3 – et actuellement où en est-on ? Il note particulièrement le rôle des femmes en Occident, mais en fait plus largement sur la planète grâce aux transports aériens. Les rôles changent les corps et même les systèmes endocriniens, la sexualité. De même cette évolution modifie la mentalité masculine, surtout si elle se conjugue avec la conscience qu’il faudra bientôt nourrir 7 milliards d’humains sur notre planète.
4 – Comment se situer dans un milieu différent ? Le stress de la surpopulation peut-il nous inquiéter comme il fait pour les Lemmings ? Ces questions rejoignent l’actualité dans cette période de Covid et de volonté de changer nos façons de vivre et de penser le rôle des sociétés dans leur environnement.

Des échanges importants entre Marie DO et Renée, mettent en valeur leurs idées et leur culture. Renée note qu’actuellement nous sommes dans une société du Soin « Care ». Et la résilience est essentielle pour survivre ; et elle a cette phrase remarquable « Faire quelque chose de sa souffrance » sinon on ne peut pas continuer à lutter. Nous sommes bien sur des thèmes fondamentaux de notre société présente : nous savons quelle force et quel dévouement actuellement soutiennent tout le corps médical et infirmier mis à rude épreuve. De même l’acceptation douloureuse de ceux qui perdent des membres de leur famille. Et aussi tous ceux qui ne peuvent pas exercer leurs talents parce qu’ils acceptent les règles destinées à sécuriser la santé de la collectivité. Il faudra bien parler de résilience dans ces cas où l’amertume de la perte de biens, de travail, ou d’êtres chers voudraient s’exprimer en se révoltant contre les règles de santé et de protection qui mettent en péril des pans entiers de nos activités, de nos façons de vivre.
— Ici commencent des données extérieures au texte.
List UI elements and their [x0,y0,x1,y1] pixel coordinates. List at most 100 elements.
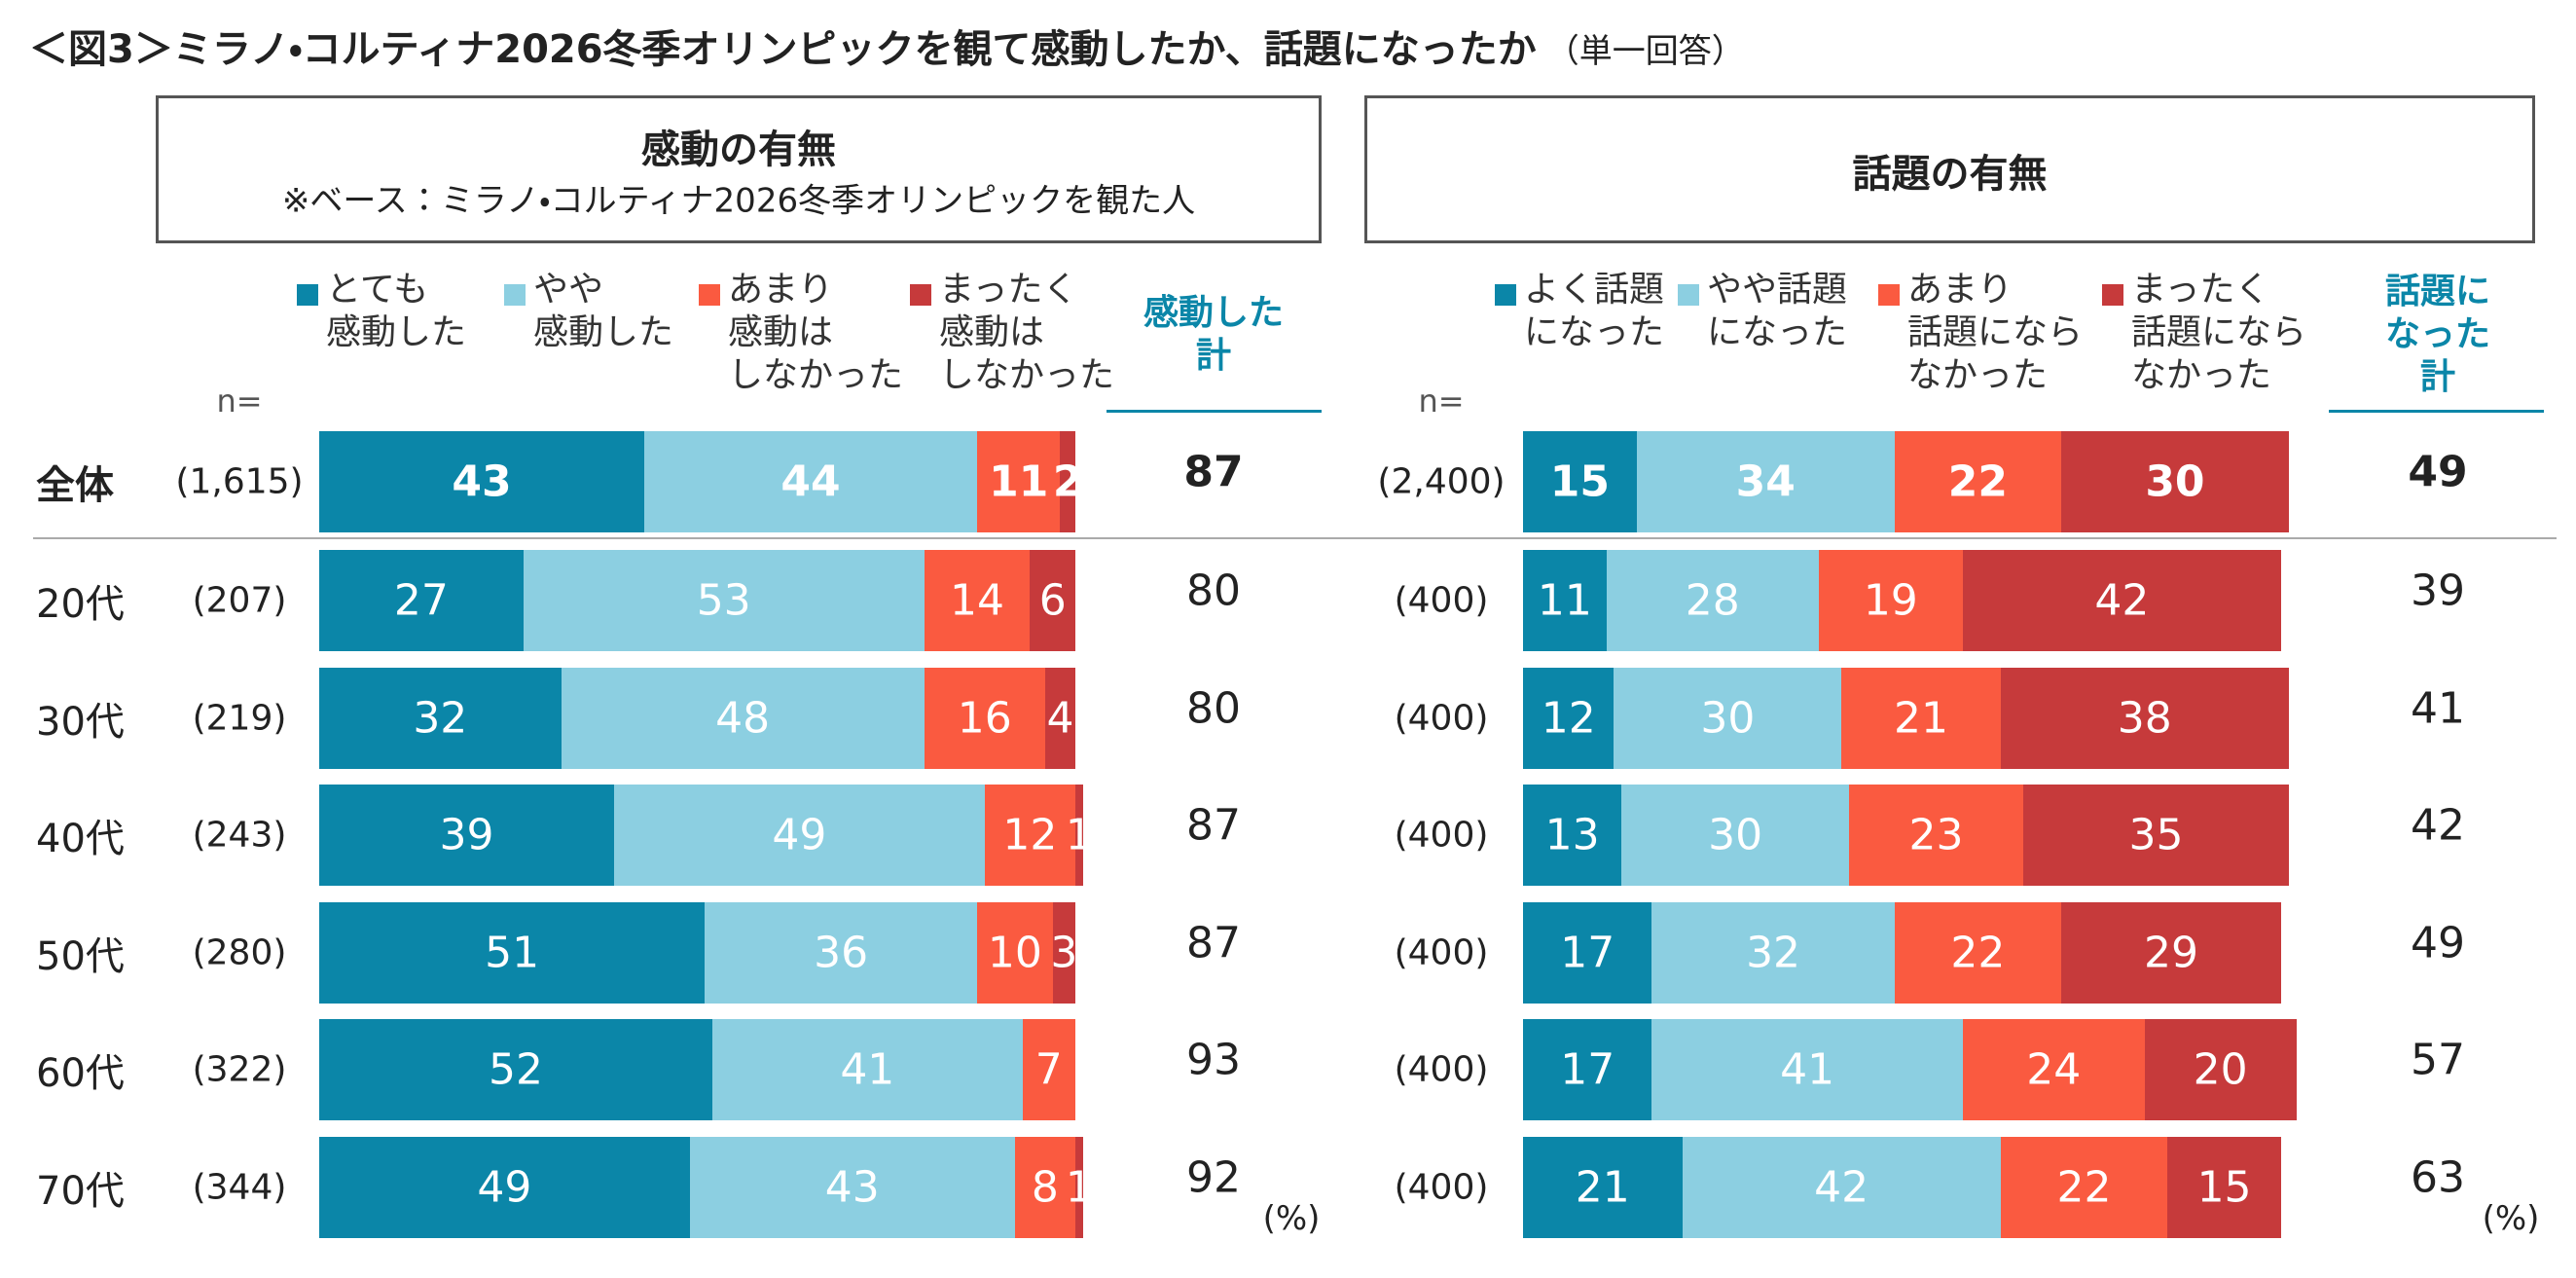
total-value: 41 [2411,683,2465,733]
n-value: (400) [1394,932,1489,972]
legend-label: あまり 感動は しなかった [728,270,904,395]
bar-segment [976,901,1053,1004]
bar-segment [2061,431,2289,532]
value-label: 2 [1052,456,1083,507]
value-label: 12 [1541,693,1596,743]
panel-title: 感動の有無 [641,128,836,172]
bar-segment [1075,785,1083,886]
bar-segment [1614,667,1842,769]
bar-segment [1636,431,1895,532]
bar-segment [1848,785,2024,886]
total-value: 39 [2411,566,2465,616]
category-label: 30代 [36,699,125,745]
bar-segment [1523,1136,1683,1238]
value-label: 28 [1685,575,1740,626]
value-label: 7 [1034,1044,1063,1095]
bar-segment [712,1019,1023,1120]
legend-label: よく話題 になった [1524,270,1665,352]
bar-segment [2000,667,2289,769]
legend-swatch [1878,284,1900,306]
value-label: 22 [1950,928,2006,977]
value-label: 23 [1908,810,1964,860]
value-label: 21 [1575,1162,1630,1212]
bar-segment [1894,431,2062,532]
bar-segment [1894,901,2062,1004]
value-label: 52 [489,1044,544,1095]
n-value: (1,615) [175,461,304,502]
total-header: 話題に なった 計 [2384,272,2490,397]
value-label: 3 [1050,928,1078,977]
n-value: (344) [192,1167,287,1207]
value-label: 27 [393,575,449,626]
bar-segment [1818,550,1963,651]
n-value: (2,400) [1377,461,1506,502]
n-value: (400) [1394,698,1489,738]
legend-label: まったく 感動は しなかった [939,270,1115,395]
bar-segment [1052,901,1075,1004]
category-label: 全体 [36,463,114,508]
total-header: 感動した 計 [1143,293,1285,376]
total-value: 87 [1186,918,1241,968]
total-value: 49 [2408,447,2468,497]
value-label: 49 [477,1162,532,1212]
value-label: 38 [2117,693,2172,743]
value-label: 13 [1544,810,1600,860]
bar-segment [1523,550,1607,651]
bar-segment [1523,901,1652,1004]
category-label: 70代 [36,1168,125,1214]
legend-swatch [1678,284,1699,306]
total-value: 92 [1186,1152,1241,1202]
bar-segment [319,667,562,769]
value-label: 48 [715,693,771,743]
value-label: 53 [696,575,751,626]
value-label: 14 [949,575,1004,626]
n-label: n= [1418,383,1465,420]
unit-label: (%) [1262,1199,1321,1238]
value-label: 43 [452,456,512,507]
value-label: 16 [957,693,1012,743]
total-value: 42 [2411,800,2465,851]
bar-segment [319,1136,690,1238]
panel-header-box [156,95,1322,243]
total-value: 87 [1186,800,1241,851]
bar-segment [1523,667,1615,769]
value-label: 8 [1031,1162,1059,1212]
bar-segment [614,785,985,886]
n-value: (400) [1394,1167,1489,1207]
value-label: 30 [2145,456,2205,507]
value-label: 1 [1065,810,1093,860]
bar-segment [319,901,706,1004]
value-label: 22 [1947,456,2009,507]
n-value: (243) [192,815,287,856]
value-label: 15 [2196,1162,2252,1212]
category-label: 20代 [36,582,125,627]
bar-segment [924,667,1045,769]
bar-segment [1523,1019,1652,1120]
bar-segment [1841,667,2001,769]
value-label: 19 [1863,575,1918,626]
value-label: 21 [1893,693,1948,743]
bar-segment [1060,431,1075,532]
value-label: 35 [2128,810,2184,860]
title: ＜図3＞ミラノ・コルティナ2026冬季オリンピックを観て感動したか、話題になった… [29,27,1537,72]
bar-segment [644,431,977,532]
value-label: 6 [1038,575,1067,626]
bar-segment [1022,1019,1075,1120]
legend-swatch [699,284,720,306]
category-label: 50代 [36,933,125,979]
total-value: 80 [1186,566,1241,616]
n-label: n= [216,383,263,420]
bar-segment [1030,550,1075,651]
value-label: 15 [1549,456,1611,507]
note: （単一回答） [1545,32,1745,71]
panel-header-box [1364,95,2535,243]
value-label: 42 [2094,575,2150,626]
legend-swatch [910,284,931,306]
bar-segment [1621,785,1849,886]
total-header-line [2329,410,2544,413]
bar-segment [984,785,1075,886]
bar-segment [2023,785,2289,886]
bar-segment [2167,1136,2281,1238]
bar-segment [924,550,1031,651]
C’est ce travail de négociation entre tous ces points de souffrance sociale ou personnelle que nous devons mettre en valeur comme le véritable fondement de la démocratie sociale.

Merci mes amies d’avoir réfléchi à ce niveau.  Vous redonnez du courage et de l’enthousiasme.

Pour le 3 mai à 20h30, Renée suggère de voir sur le site du Collège de France une intervention de Boris Cyrulnik en Pédopsychiatrie : « la biologie de l’attachement ». Elle aura peut-être terminé la lecture de Marguerite Yourcenar « L’œuvre au noir » roman du confinement pendant la Renaissance.

Ou le You tube de Boris Cyrulnik : « Parler de Soi. » 2016 qui pourrait intéresser Marie Do.